Her major focus is on the health and well-being of children, which has culminated in her recent book The Invisible Safety Net: Protecting the Nation’s Poor Children and Families (Princeton University Press 2008). She has also written about early intervention programs, programs to expand health insurance and improve health care, public housing, and food and nutrition programs. Her current research focuses on socioeconomic differences in health and access to health care, environmental threats to health, and mental health.

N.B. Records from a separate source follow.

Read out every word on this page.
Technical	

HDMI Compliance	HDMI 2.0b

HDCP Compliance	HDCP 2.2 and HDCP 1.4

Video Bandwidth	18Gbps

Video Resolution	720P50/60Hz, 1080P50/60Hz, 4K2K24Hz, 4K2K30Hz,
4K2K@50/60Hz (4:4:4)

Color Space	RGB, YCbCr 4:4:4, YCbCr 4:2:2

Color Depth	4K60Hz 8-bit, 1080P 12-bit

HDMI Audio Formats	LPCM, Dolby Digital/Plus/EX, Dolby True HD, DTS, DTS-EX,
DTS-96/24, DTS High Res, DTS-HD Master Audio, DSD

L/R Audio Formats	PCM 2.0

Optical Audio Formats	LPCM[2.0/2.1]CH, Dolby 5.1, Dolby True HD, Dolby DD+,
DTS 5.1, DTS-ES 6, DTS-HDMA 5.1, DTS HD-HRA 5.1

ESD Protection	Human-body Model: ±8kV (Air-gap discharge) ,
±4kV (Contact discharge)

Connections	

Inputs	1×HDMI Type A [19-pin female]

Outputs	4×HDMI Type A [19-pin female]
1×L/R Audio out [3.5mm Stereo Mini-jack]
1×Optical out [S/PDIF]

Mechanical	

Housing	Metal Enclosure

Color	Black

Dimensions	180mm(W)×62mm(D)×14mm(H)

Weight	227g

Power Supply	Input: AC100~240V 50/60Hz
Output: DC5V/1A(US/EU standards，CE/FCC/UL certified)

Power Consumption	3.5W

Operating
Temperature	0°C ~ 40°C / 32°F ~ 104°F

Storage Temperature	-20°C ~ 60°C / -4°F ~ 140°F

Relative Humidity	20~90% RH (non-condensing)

Currie has served on several National Academy of Sciences panels including the Committee on Population, and was elected Vice President of the American Economic Association in 2010. She has also served as a consultant for the National Health Interview Survey and the National Longitudinal Surveys, and on the advisory board of the National Children’s Study. She is a Fellow of the Society of Labor Economists, an affiliate of the University of Michigan’s National Poverty Center, and an affiliate of IZA in Bonn. She is the Editor of the Journal of Economic Literature and on the editorial board of the Quarterly Journal of Economics, and has also served several other journals in an editorial capacity including the Journal of Health Economics, the Journal of Labor Economics, and the Journal of Public Economics.